¿La codicia acaba de salvar el día? Eso es lo que afirmó recientemente el Primer Ministro británico, Boris Johnson. «La razón por la que tenemos el éxito de las vacunas», dijo en una llamada privada a los miembros conservadores del Parlamento, «es por el capitalismo, por la codicia».
A pesar de retractarse posteriormente, el comentario de Johnson refleja una visión de la innovación muy influyente pero tremendamente incoherente: que la avaricia -la búsqueda desenfrenada de beneficios por encima de todo- es un motor necesario del progreso tecnológico. Es la teoría de la necesidad y la codicia.
Sin embargo, una de las muchas lecciones de la pandemia es que la codicia puede ir fácilmente en contra del bien común. Celebramos, con razón, el desarrollo casi milagroso de vacunas eficaces, que se han desplegado ampliamente en las naciones ricas. Pero el panorama mundial no revela ni siquiera una apariencia de justicia: En mayo, los países de bajos ingresos sólo recibieron el 0,3% del suministro mundial de vacunas. A este ritmo, tardarían 57 años en conseguir la vacunación completa.

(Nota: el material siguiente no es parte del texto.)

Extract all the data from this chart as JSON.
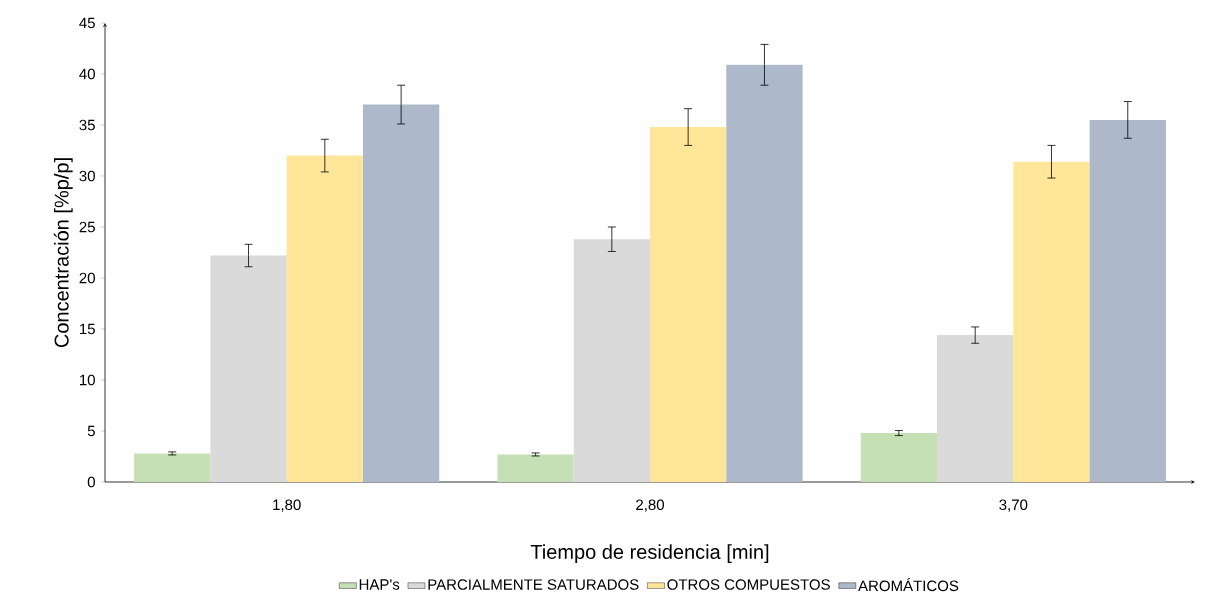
{
  "chart_data": {
    "type": "bar",
    "xlabel": "Tiempo de residencia [min]",
    "ylabel": "Concentración [%p/p]",
    "categories": [
      "1,80",
      "2,80",
      "3,70"
    ],
    "series": [
      {
        "name": "HAP's",
        "color": "#c5e0b4",
        "values": [
          2.8,
          2.7,
          4.8
        ],
        "errors": [
          0.15,
          0.15,
          0.25
        ]
      },
      {
        "name": "PARCIALMENTE SATURADOS",
        "color": "#dadada",
        "values": [
          22.2,
          23.8,
          14.4
        ],
        "errors": [
          1.1,
          1.2,
          0.8
        ]
      },
      {
        "name": "OTROS COMPUESTOS",
        "color": "#ffe699",
        "values": [
          32.0,
          34.8,
          31.4
        ],
        "errors": [
          1.6,
          1.8,
          1.6
        ]
      },
      {
        "name": "AROMÁTICOS",
        "color": "#adb9ca",
        "values": [
          37.0,
          40.9,
          35.5
        ],
        "errors": [
          1.9,
          2.0,
          1.8
        ]
      }
    ],
    "ylim": [
      0,
      45
    ],
    "yticks": [
      0,
      5,
      10,
      15,
      20,
      25,
      30,
      35,
      40,
      45
    ],
    "grid": false,
    "legend": "bottom"
  }
}
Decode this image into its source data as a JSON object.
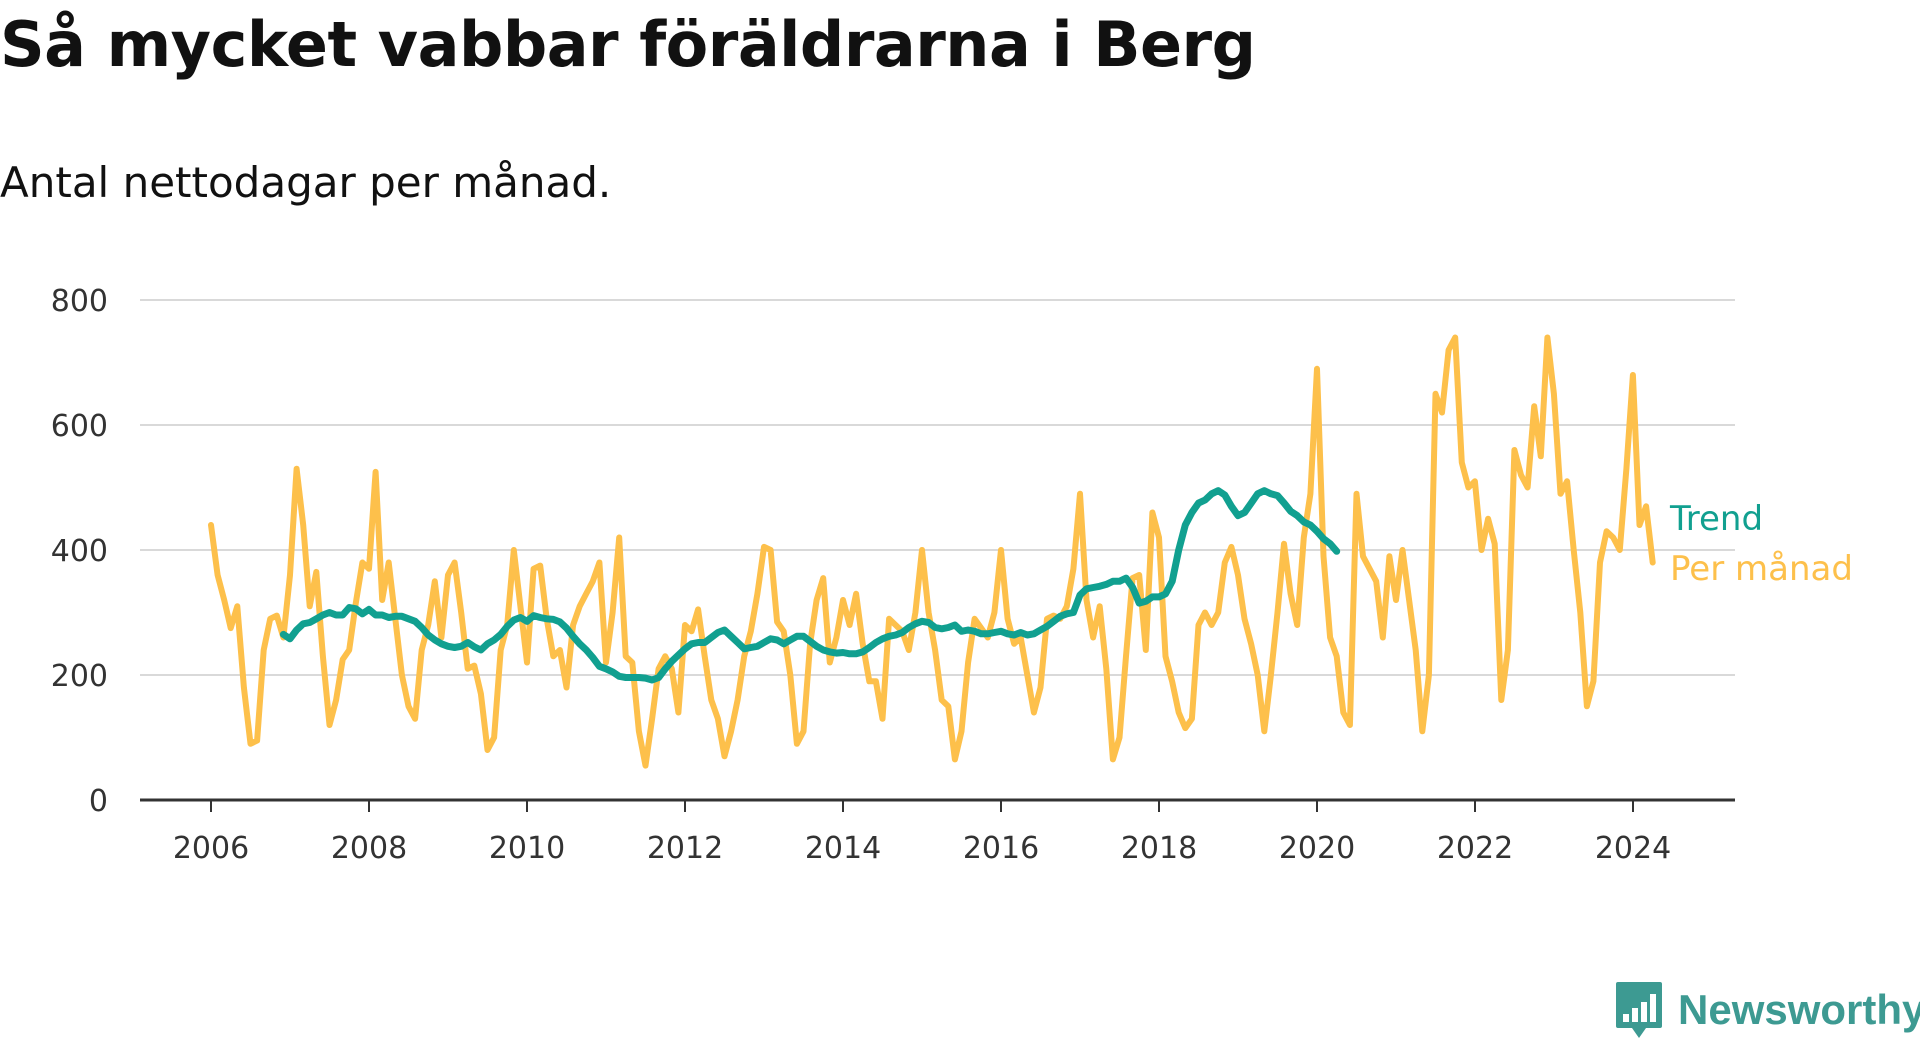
{
  "chart_data": {
    "type": "line",
    "title": "Så mycket vabbar föräldrarna i Berg",
    "subtitle": "Antal nettodagar per månad.",
    "xlabel": "",
    "ylabel": "",
    "ylim": [
      0,
      800
    ],
    "yticks": [
      0,
      200,
      400,
      600,
      800
    ],
    "xticks": [
      2006,
      2008,
      2010,
      2012,
      2014,
      2016,
      2018,
      2020,
      2022,
      2024
    ],
    "xlim": [
      2006,
      2026
    ],
    "grid": true,
    "series": [
      {
        "name": "Per månad",
        "color": "#fdc04b",
        "x_start": 2006.0,
        "step": 0.08333,
        "values": [
          440,
          360,
          320,
          275,
          310,
          180,
          90,
          95,
          240,
          290,
          295,
          260,
          360,
          530,
          440,
          310,
          365,
          230,
          120,
          160,
          225,
          240,
          315,
          380,
          370,
          525,
          320,
          380,
          290,
          200,
          150,
          130,
          240,
          280,
          350,
          260,
          360,
          380,
          300,
          210,
          215,
          170,
          80,
          100,
          240,
          280,
          400,
          310,
          220,
          370,
          375,
          290,
          230,
          240,
          180,
          280,
          310,
          330,
          350,
          380,
          220,
          300,
          420,
          230,
          220,
          110,
          55,
          130,
          210,
          230,
          210,
          140,
          280,
          270,
          305,
          230,
          160,
          130,
          70,
          110,
          160,
          230,
          270,
          330,
          405,
          400,
          285,
          270,
          200,
          90,
          110,
          250,
          320,
          355,
          220,
          260,
          320,
          280,
          330,
          250,
          190,
          190,
          130,
          290,
          280,
          270,
          240,
          300,
          400,
          300,
          240,
          160,
          150,
          65,
          110,
          220,
          290,
          275,
          260,
          300,
          400,
          290,
          250,
          260,
          200,
          140,
          180,
          290,
          295,
          290,
          310,
          370,
          490,
          320,
          260,
          310,
          210,
          65,
          100,
          230,
          355,
          360,
          240,
          460,
          420,
          230,
          190,
          140,
          115,
          130,
          280,
          300,
          280,
          300,
          380,
          405,
          360,
          290,
          250,
          200,
          110,
          200,
          300,
          410,
          330,
          280,
          420,
          490,
          690,
          390,
          260,
          230,
          140,
          120,
          490,
          390,
          370,
          350,
          260,
          390,
          320,
          400,
          320,
          240,
          110,
          200,
          650,
          620,
          720,
          740,
          540,
          500,
          510,
          400,
          450,
          410,
          160,
          240,
          560,
          520,
          500,
          630,
          550,
          740,
          650,
          490,
          510,
          400,
          300,
          150,
          190,
          380,
          430,
          420,
          400,
          530,
          680,
          440,
          470,
          380
        ]
      },
      {
        "name": "Trend",
        "color": "#11a090",
        "x_start": 2006.917,
        "step": 0.08333,
        "values": [
          265,
          258,
          272,
          282,
          284,
          290,
          296,
          300,
          296,
          296,
          308,
          306,
          298,
          305,
          296,
          296,
          292,
          294,
          294,
          290,
          286,
          276,
          264,
          256,
          250,
          246,
          244,
          246,
          252,
          245,
          240,
          250,
          256,
          265,
          278,
          288,
          292,
          286,
          295,
          292,
          290,
          289,
          285,
          275,
          262,
          250,
          240,
          228,
          214,
          210,
          205,
          198,
          196,
          196,
          196,
          195,
          192,
          196,
          210,
          222,
          232,
          242,
          250,
          252,
          252,
          260,
          268,
          272,
          262,
          252,
          242,
          244,
          246,
          252,
          258,
          256,
          250,
          256,
          262,
          262,
          254,
          246,
          240,
          237,
          235,
          236,
          234,
          234,
          237,
          244,
          252,
          258,
          262,
          264,
          268,
          276,
          282,
          286,
          284,
          276,
          274,
          276,
          280,
          270,
          272,
          270,
          266,
          266,
          268,
          270,
          266,
          264,
          268,
          264,
          266,
          272,
          278,
          286,
          294,
          298,
          300,
          328,
          338,
          340,
          342,
          345,
          350,
          350,
          355,
          340,
          315,
          318,
          325,
          325,
          330,
          350,
          400,
          440,
          460,
          475,
          480,
          490,
          495,
          488,
          470,
          455,
          460,
          475,
          490,
          495,
          490,
          487,
          475,
          462,
          455,
          445,
          440,
          430,
          418,
          410,
          398
        ]
      }
    ]
  },
  "legend": {
    "trend_label": "Trend",
    "per_month_label": "Per månad"
  },
  "brand": {
    "name": "Newsworthy",
    "logo_icon": "bar-chart-bubble-icon",
    "color": "#3d9a92"
  },
  "colors": {
    "grid": "#d9d9d9",
    "axis": "#333333"
  }
}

Esta disparidad ha sido bautizada como «apartheid de las vacunas», y se ve exacerbada por la codicia. Un año después del lanzamiento del fondo común de acceso a la tecnología Covid-19 de la Organización Mundial de la Salud -un programa destinado a fomentar el intercambio colaborativo de propiedad intelectual, conocimientos y datos- «ni una sola empresa ha donado sus conocimientos técnicos«, escribieron políticos de India, Kenia y Bolivia en un ensayo publicado en junio en The Guardian. Hasta ese mes, la iniciativa COVAX, respaldada por la ONU, un plan de reparto de vacunas establecido para proporcionar a los países en desarrollo un acceso equitativo, sólo había suministrado unos 90 millones de los 2.000 millones de dosis prometidos. Actualmente, las empresas farmacéuticas, los grupos de presión y los legisladores conservadores siguen oponiéndose a las propuestas de exención de patentes que permitirían a los fabricantes locales de medicamentos fabricar las vacunas sin peligro legal. Afirman que las exenciones ralentizarían la producción existente, «fomentarían la proliferación de vacunas falsificadas» y, como dijo el senador republicano de Carolina del Norte Richard Burr, «socavarían la propia innovación en la que confiamos para poner fin a esta pandemia».

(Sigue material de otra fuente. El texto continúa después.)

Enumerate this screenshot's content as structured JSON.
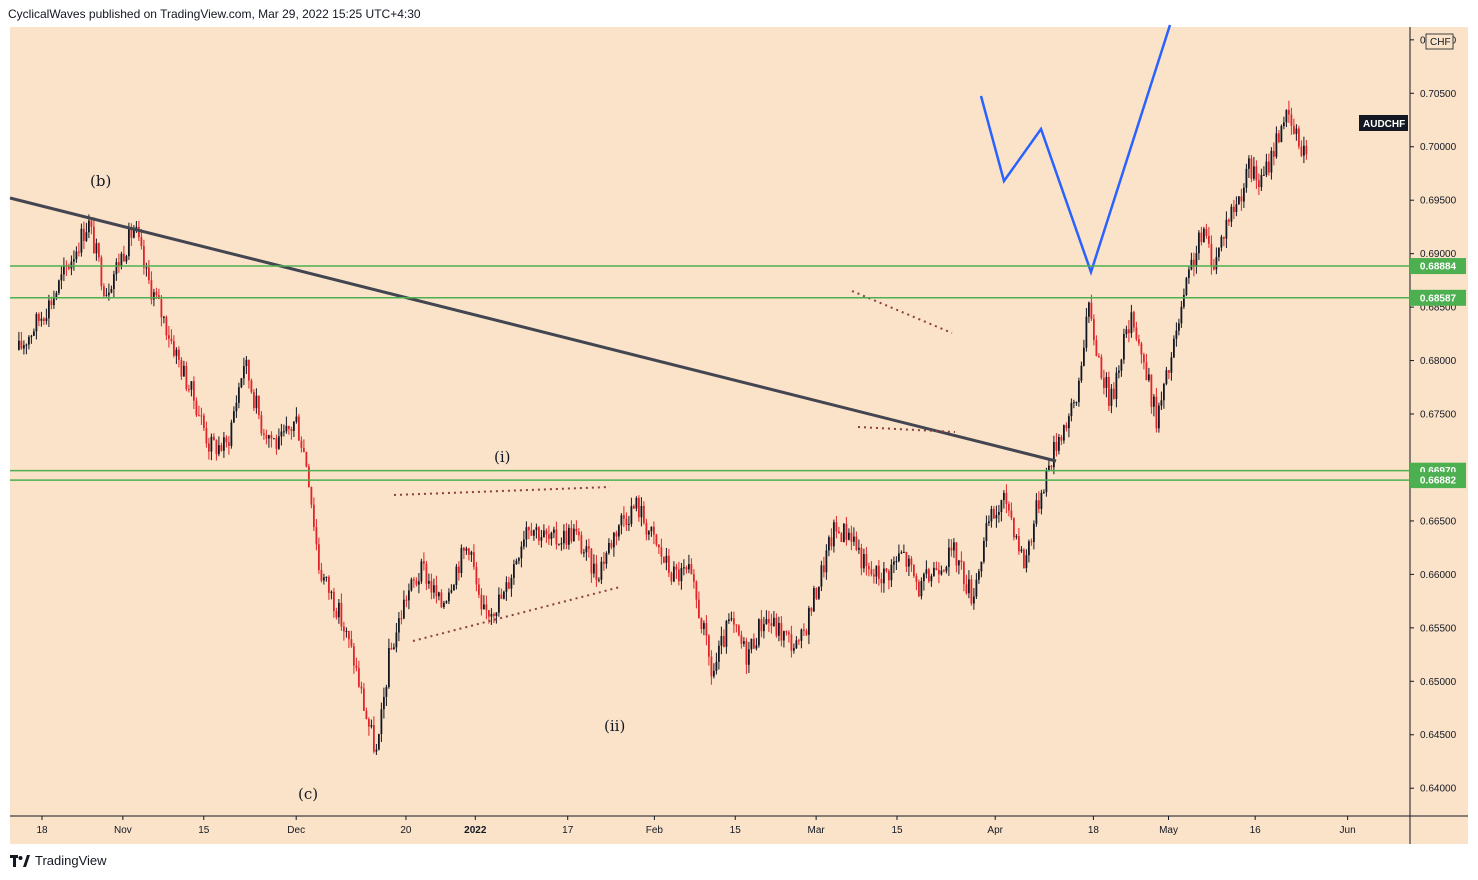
{
  "header": {
    "publisher_line": "CyclicalWaves published on TradingView.com, Mar 29, 2022 15:25 UTC+4:30"
  },
  "footer": {
    "brand": "TradingView"
  },
  "colors": {
    "chart_bg": "#fae3c9",
    "candle_up": "#131722",
    "candle_down": "#e0242a",
    "support_line": "#4caf50",
    "trendline": "#434651",
    "projection": "#2962ff",
    "dotted": "#8d3f3f"
  },
  "chart_data": {
    "type": "candlestick",
    "symbol": "AUDCHF",
    "currency": "CHF",
    "x_tick_labels": [
      "18",
      "Nov",
      "15",
      "Dec",
      "20",
      "2022",
      "17",
      "Feb",
      "15",
      "Mar",
      "15",
      "Apr",
      "18",
      "May",
      "16",
      "Jun"
    ],
    "y_tick_labels": [
      "0.71000",
      "0.70500",
      "0.70000",
      "0.69500",
      "0.69000",
      "0.68500",
      "0.68000",
      "0.67500",
      "0.67000",
      "0.66500",
      "0.66000",
      "0.65500",
      "0.65000",
      "0.64500",
      "0.64000"
    ],
    "ylim": [
      0.6374,
      0.7112
    ],
    "horizontal_levels": [
      {
        "label": "0.68884",
        "value": 0.68884
      },
      {
        "label": "0.68587",
        "value": 0.68587
      },
      {
        "label": "0.66970",
        "value": 0.6697
      },
      {
        "label": "0.66882",
        "value": 0.66882
      }
    ],
    "wave_labels": [
      "(b)",
      "(c)",
      "(i)",
      "(ii)"
    ],
    "price_path": [
      {
        "date": "2021-10-14",
        "price": 0.681
      },
      {
        "date": "2021-10-20",
        "price": 0.686
      },
      {
        "date": "2021-10-26",
        "price": 0.693
      },
      {
        "date": "2021-10-29",
        "price": 0.6865
      },
      {
        "date": "2021-11-03",
        "price": 0.6925
      },
      {
        "date": "2021-11-05",
        "price": 0.688
      },
      {
        "date": "2021-11-08",
        "price": 0.684
      },
      {
        "date": "2021-11-11",
        "price": 0.6795
      },
      {
        "date": "2021-11-14",
        "price": 0.6755
      },
      {
        "date": "2021-11-16",
        "price": 0.672
      },
      {
        "date": "2021-11-19",
        "price": 0.672
      },
      {
        "date": "2021-11-22",
        "price": 0.68
      },
      {
        "date": "2021-11-25",
        "price": 0.674
      },
      {
        "date": "2021-11-28",
        "price": 0.672
      },
      {
        "date": "2021-12-01",
        "price": 0.6745
      },
      {
        "date": "2021-12-03",
        "price": 0.67
      },
      {
        "date": "2021-12-05",
        "price": 0.6605
      },
      {
        "date": "2021-12-08",
        "price": 0.657
      },
      {
        "date": "2021-12-11",
        "price": 0.652
      },
      {
        "date": "2021-12-13",
        "price": 0.647
      },
      {
        "date": "2021-12-15",
        "price": 0.643
      },
      {
        "date": "2021-12-17",
        "price": 0.652
      },
      {
        "date": "2021-12-20",
        "price": 0.658
      },
      {
        "date": "2021-12-23",
        "price": 0.6605
      },
      {
        "date": "2021-12-26",
        "price": 0.657
      },
      {
        "date": "2021-12-29",
        "price": 0.661
      },
      {
        "date": "2021-12-31",
        "price": 0.663
      },
      {
        "date": "2022-01-02",
        "price": 0.656
      },
      {
        "date": "2022-01-06",
        "price": 0.658
      },
      {
        "date": "2022-01-10",
        "price": 0.665
      },
      {
        "date": "2022-01-14",
        "price": 0.663
      },
      {
        "date": "2022-01-18",
        "price": 0.664
      },
      {
        "date": "2022-01-22",
        "price": 0.66
      },
      {
        "date": "2022-01-26",
        "price": 0.665
      },
      {
        "date": "2022-01-29",
        "price": 0.6665
      },
      {
        "date": "2022-02-01",
        "price": 0.663
      },
      {
        "date": "2022-02-04",
        "price": 0.66
      },
      {
        "date": "2022-02-07",
        "price": 0.66
      },
      {
        "date": "2022-02-09",
        "price": 0.656
      },
      {
        "date": "2022-02-11",
        "price": 0.6505
      },
      {
        "date": "2022-02-14",
        "price": 0.6555
      },
      {
        "date": "2022-02-17",
        "price": 0.6525
      },
      {
        "date": "2022-02-20",
        "price": 0.656
      },
      {
        "date": "2022-02-23",
        "price": 0.6545
      },
      {
        "date": "2022-02-26",
        "price": 0.653
      },
      {
        "date": "2022-03-01",
        "price": 0.6585
      },
      {
        "date": "2022-03-04",
        "price": 0.664
      },
      {
        "date": "2022-03-07",
        "price": 0.664
      },
      {
        "date": "2022-03-10",
        "price": 0.66
      },
      {
        "date": "2022-03-13",
        "price": 0.66
      },
      {
        "date": "2022-03-16",
        "price": 0.662
      },
      {
        "date": "2022-03-19",
        "price": 0.6585
      },
      {
        "date": "2022-03-22",
        "price": 0.661
      },
      {
        "date": "2022-03-25",
        "price": 0.662
      },
      {
        "date": "2022-03-28",
        "price": 0.658
      },
      {
        "date": "2022-03-31",
        "price": 0.665
      },
      {
        "date": "2022-04-03",
        "price": 0.667
      },
      {
        "date": "2022-04-06",
        "price": 0.661
      },
      {
        "date": "2022-04-09",
        "price": 0.668
      },
      {
        "date": "2022-04-12",
        "price": 0.673
      },
      {
        "date": "2022-04-15",
        "price": 0.676
      },
      {
        "date": "2022-04-17",
        "price": 0.685
      },
      {
        "date": "2022-04-19",
        "price": 0.68
      },
      {
        "date": "2022-04-21",
        "price": 0.676
      },
      {
        "date": "2022-04-23",
        "price": 0.6815
      },
      {
        "date": "2022-04-25",
        "price": 0.684
      },
      {
        "date": "2022-04-27",
        "price": 0.679
      },
      {
        "date": "2022-04-29",
        "price": 0.6745
      },
      {
        "date": "2022-05-01",
        "price": 0.679
      },
      {
        "date": "2022-05-03",
        "price": 0.684
      },
      {
        "date": "2022-05-05",
        "price": 0.689
      },
      {
        "date": "2022-05-07",
        "price": 0.692
      },
      {
        "date": "2022-05-09",
        "price": 0.689
      },
      {
        "date": "2022-05-11",
        "price": 0.693
      },
      {
        "date": "2022-05-13",
        "price": 0.695
      },
      {
        "date": "2022-05-15",
        "price": 0.698
      },
      {
        "date": "2022-05-17",
        "price": 0.6965
      },
      {
        "date": "2022-05-19",
        "price": 0.6995
      },
      {
        "date": "2022-05-21",
        "price": 0.703
      },
      {
        "date": "2022-05-23",
        "price": 0.701
      },
      {
        "date": "2022-05-25",
        "price": 0.6995
      }
    ]
  },
  "legend_tags": {
    "symbol_tag": "AUDCHF",
    "currency_tag": "CHF"
  }
}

Todas estas opiniones se hacen eco de la idea de que las patentes y los altos precios de los medicamentos son motivadores necesarios para la innovación biomédica. Pero si se examina esa lógica de cerca, rápidamente comienza a desmoronarse.

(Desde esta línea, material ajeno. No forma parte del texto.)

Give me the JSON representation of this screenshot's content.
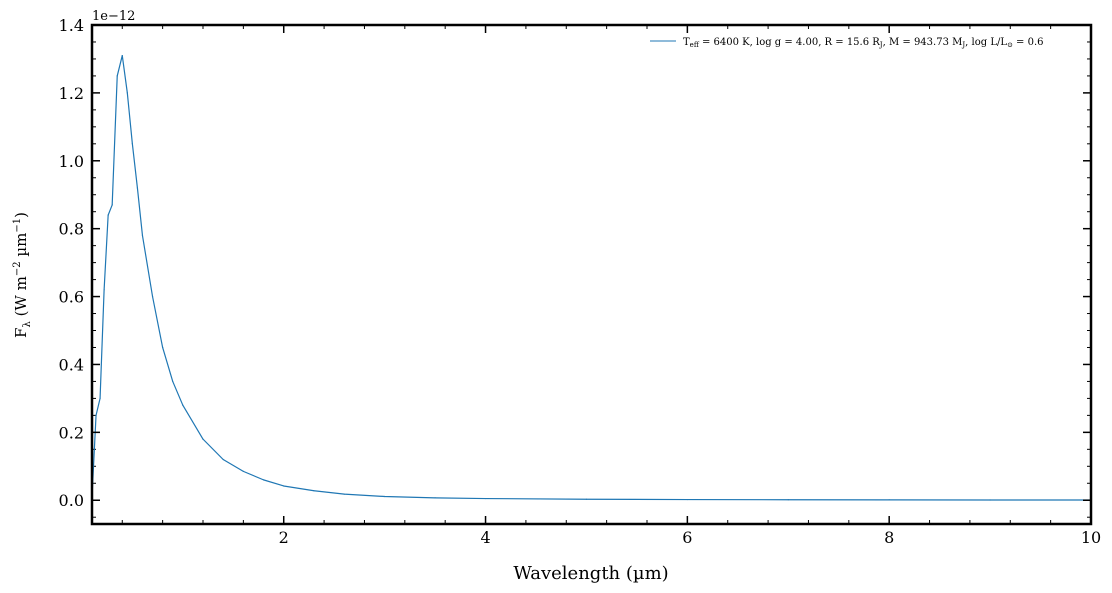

Una gran cantidad de trabajo difícil e innovador se realiza en industrias y campos que carecen de patentes. ¿La falta de protección de las patentes para las recetas ha provocado una escasez de innovación en los restaurantes? Una irritante ironía es que los propios economistas que defienden la teoría de la necesidad-grasa innovan por cacahuetes comparativos. Por ejemplo, en 2018, la compensación media de los economistas fue de unos 104.000 dólares. El típico CEO farmacéutico, mientras tanto, ganó la friolera de 5,7 millones de dólares en compensación total ese año. (Los innovadores prácticos no son los necesitados aquí; la compensación mediana para los empleados farmacéuticos -incluyendo los beneficios- fue de unos 177.000 dólares en 2018). Incluso en Silicon Valley, escribe el siempre astuto conocedor de la tecnología Tim O’Reilly, «la noción de que los empresarios dejarán de innovar si no son recompensados con miles de millones es una fantasía perniciosa.»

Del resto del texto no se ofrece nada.